Just as a little bit of background, here is an example of inductive reasoning:
All bodies that have been observed obey Newton’s law of gravitation.
Therefore all bodies obey Newton’s law of gravitation.
We are extrapolating from a small data set (on a cosmic scale) to formulating laws about the universe. Obviously, this reasoning is not perfectly sound, but this is how physicists (and all other scientists) reason. Importantly, there is no sound deductive argument to suggest that all bodies should necessarily obey Newton’s law of gravitation.
Hume calls this assumption the assumption of the Uniformity of Nature (UN).
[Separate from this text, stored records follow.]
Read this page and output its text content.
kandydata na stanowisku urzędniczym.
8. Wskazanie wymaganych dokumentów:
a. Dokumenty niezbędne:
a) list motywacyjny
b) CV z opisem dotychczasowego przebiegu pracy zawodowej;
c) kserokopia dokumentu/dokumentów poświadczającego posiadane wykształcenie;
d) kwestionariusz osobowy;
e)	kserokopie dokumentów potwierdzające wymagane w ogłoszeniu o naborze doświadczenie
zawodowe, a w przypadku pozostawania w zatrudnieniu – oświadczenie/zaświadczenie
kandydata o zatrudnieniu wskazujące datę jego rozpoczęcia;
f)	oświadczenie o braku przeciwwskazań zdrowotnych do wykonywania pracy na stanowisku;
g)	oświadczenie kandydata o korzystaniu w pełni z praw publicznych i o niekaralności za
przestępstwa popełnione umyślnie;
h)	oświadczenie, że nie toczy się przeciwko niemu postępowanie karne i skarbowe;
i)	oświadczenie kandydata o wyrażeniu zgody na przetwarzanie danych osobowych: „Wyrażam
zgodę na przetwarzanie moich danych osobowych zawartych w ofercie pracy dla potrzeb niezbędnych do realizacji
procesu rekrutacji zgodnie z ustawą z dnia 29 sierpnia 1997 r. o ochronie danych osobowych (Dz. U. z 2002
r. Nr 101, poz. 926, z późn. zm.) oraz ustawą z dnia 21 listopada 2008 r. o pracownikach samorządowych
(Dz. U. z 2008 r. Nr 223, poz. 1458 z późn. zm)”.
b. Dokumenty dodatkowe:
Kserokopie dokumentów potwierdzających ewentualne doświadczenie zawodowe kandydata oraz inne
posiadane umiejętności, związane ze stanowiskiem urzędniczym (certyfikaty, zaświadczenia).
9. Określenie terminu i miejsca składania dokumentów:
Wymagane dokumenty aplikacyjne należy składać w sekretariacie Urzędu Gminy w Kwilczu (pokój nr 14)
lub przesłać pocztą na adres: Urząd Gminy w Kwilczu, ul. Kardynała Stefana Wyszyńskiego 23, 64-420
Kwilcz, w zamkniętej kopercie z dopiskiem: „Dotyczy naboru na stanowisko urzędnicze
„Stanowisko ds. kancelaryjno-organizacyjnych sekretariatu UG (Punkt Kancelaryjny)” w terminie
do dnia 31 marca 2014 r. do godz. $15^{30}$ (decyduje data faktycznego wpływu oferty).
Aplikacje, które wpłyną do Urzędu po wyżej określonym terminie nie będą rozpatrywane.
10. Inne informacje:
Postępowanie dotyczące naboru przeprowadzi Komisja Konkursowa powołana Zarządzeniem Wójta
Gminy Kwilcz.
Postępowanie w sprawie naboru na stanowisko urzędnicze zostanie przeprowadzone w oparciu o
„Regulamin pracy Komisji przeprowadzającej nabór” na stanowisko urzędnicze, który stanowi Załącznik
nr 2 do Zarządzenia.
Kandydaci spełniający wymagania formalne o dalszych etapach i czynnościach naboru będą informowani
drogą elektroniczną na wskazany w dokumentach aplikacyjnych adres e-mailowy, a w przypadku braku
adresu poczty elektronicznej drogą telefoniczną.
The assertion is that the laws of physics do not change, for example, from object to object.
Only under the assumption of UN does reasoning inductively actually work. However, the UN assumption cannot be proven deductively (at least not yet!), and therefore there is no reason to suppose that the laws of physics might not look totally different, say, in another part of the universe that we have yet to observe.
I think that every practicing physicist is at some level aware of the UN assumption, but it is always illuminating to have ideas explicitly stated. But now that we have articulated it and are plainly aware of its constraints on our reasoning, let us get on with physics.